Maybe a dip in the pool and a little weekly Deep Water Aquafit will relieve my angst. Being January, the class is packed with women and one guy who merely, by his presence, I admire immensely. He's cute and he's  a film maker and of course he plays in a band. We discuss it in the hot tub. They're called Lane 31. I'm not crazy about that name. It's the Lane islanders must get into when they return from Victoria and line up for the Fulford Ferry. So?

I'm listening to their MySpace downloads and wow, my first impression wasn't fair. I have listened to this song, Shari's song, about 25 times while I'm writing this. Love it. Love the lyrics. Love the guy's voice.

The evening gets capped off with a long call from Pauline to report in on the latest Monty Python skit of how not to build a cottage.

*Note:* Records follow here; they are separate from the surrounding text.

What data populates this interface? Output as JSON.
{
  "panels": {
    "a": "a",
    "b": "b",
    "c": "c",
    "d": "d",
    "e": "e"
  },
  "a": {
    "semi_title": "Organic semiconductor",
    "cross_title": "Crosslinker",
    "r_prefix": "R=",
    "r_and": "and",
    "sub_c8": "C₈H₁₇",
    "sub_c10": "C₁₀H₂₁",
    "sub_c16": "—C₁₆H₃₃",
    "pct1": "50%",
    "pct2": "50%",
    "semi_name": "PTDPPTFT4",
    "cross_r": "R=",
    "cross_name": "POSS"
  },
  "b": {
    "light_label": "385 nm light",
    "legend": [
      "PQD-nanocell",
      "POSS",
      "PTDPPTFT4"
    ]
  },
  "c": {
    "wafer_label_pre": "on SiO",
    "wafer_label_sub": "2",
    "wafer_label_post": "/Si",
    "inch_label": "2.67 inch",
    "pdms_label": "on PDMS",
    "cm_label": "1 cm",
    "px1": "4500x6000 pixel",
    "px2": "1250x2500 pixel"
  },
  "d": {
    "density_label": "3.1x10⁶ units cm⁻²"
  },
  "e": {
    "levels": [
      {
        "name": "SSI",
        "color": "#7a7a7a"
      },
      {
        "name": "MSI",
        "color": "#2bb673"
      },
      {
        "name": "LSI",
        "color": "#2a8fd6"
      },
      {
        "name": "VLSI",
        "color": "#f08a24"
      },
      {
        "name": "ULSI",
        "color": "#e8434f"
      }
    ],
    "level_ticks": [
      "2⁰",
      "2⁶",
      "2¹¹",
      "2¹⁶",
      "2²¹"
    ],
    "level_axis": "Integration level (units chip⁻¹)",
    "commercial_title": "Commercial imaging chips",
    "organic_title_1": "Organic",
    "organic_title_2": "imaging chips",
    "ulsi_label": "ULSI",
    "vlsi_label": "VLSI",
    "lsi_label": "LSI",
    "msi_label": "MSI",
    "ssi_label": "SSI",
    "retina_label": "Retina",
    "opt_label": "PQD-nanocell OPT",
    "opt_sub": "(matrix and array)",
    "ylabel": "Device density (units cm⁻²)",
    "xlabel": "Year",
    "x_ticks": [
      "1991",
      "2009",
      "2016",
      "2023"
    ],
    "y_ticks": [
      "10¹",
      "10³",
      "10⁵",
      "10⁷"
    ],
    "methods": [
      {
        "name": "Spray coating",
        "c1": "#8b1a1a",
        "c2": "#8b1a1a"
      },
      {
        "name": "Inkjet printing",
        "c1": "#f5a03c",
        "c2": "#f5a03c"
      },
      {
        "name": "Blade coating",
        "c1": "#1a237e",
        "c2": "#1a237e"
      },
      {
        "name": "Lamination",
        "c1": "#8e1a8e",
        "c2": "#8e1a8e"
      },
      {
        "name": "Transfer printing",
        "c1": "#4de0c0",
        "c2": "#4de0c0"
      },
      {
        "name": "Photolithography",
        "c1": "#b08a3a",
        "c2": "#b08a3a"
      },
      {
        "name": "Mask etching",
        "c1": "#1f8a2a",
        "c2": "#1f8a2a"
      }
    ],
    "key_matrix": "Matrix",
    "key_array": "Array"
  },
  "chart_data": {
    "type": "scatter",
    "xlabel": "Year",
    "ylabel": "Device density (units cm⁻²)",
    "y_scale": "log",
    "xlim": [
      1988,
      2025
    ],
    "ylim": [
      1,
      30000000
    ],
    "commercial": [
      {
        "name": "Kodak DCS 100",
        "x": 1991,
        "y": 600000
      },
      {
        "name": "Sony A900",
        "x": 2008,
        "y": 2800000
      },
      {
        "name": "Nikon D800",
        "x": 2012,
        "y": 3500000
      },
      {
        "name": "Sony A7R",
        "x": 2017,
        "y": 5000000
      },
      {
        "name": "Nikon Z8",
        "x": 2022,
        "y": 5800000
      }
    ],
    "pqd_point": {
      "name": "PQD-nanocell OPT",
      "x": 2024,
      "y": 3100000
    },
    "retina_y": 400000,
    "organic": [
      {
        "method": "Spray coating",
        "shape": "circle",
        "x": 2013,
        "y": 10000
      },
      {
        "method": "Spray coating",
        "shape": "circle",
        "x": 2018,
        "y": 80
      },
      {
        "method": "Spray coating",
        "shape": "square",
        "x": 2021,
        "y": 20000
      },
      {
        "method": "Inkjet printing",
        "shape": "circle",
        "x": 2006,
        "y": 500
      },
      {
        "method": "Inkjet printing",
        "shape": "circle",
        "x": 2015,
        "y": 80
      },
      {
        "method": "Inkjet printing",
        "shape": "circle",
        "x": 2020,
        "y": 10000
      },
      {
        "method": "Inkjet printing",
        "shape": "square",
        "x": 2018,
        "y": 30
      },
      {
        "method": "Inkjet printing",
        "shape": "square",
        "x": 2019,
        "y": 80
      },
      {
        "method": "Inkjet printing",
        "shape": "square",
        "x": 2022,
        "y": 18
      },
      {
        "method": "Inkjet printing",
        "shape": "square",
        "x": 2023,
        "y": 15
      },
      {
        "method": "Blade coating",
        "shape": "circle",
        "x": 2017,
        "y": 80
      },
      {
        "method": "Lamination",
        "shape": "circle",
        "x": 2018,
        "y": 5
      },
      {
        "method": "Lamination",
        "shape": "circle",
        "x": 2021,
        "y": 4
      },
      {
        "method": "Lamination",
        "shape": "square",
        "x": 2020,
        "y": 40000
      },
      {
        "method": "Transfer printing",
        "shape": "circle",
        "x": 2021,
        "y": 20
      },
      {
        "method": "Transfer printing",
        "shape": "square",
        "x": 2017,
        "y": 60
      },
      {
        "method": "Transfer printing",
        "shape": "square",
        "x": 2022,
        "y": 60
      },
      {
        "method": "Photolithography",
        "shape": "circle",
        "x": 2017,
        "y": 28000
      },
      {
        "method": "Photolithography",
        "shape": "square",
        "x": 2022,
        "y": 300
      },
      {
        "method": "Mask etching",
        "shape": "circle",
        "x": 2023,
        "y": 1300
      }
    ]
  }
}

Turns out that a huge fir tree smack dab up against the new little cottage must come down.

"What?" "You never noticed this before?" I ask stupidly before I think, "Shut up Gayle."

 "It will require a crane," they say. Call your insurance provider they tell her. Check your coverage. Does it cover Acts of God? Freaks of Nature?
Never seen anything like it, they say.
"I couldn't sleep last night," she said. I kept seeing two people -  city slickers -  sleeping peacefully in the new B&B crushed to death by the tree. I imagined hearing the crack and waking up just in time to see the towering inferno of branches devouring the roof.
I'd lose everything. They'd die. Their relatives would sue. Gone. All gone. (Blessing in disguise I think to myself but wisely refrain from saying.)
"It's a miracle that thing hasn't dropped before," said the arborist.
"Is he really an arborist?" I ask. "Like, a real arborist?"
"He has 30 years," she says. "With trees though?" I ask again.

I only ask because everybody here, on this crazy little island, is something whether they are or not if you know what I mean. It's a bit like Hollywood in that way, I imagine. I should ask to see my doctor's degrees just in case.

"Call me when they're ready to hoist it outta there," I say to her about the Giant Evergreen.
"Doesn't matter where I am or what time of day. I want to see this."

But for now, enough already. I lay me down to rest.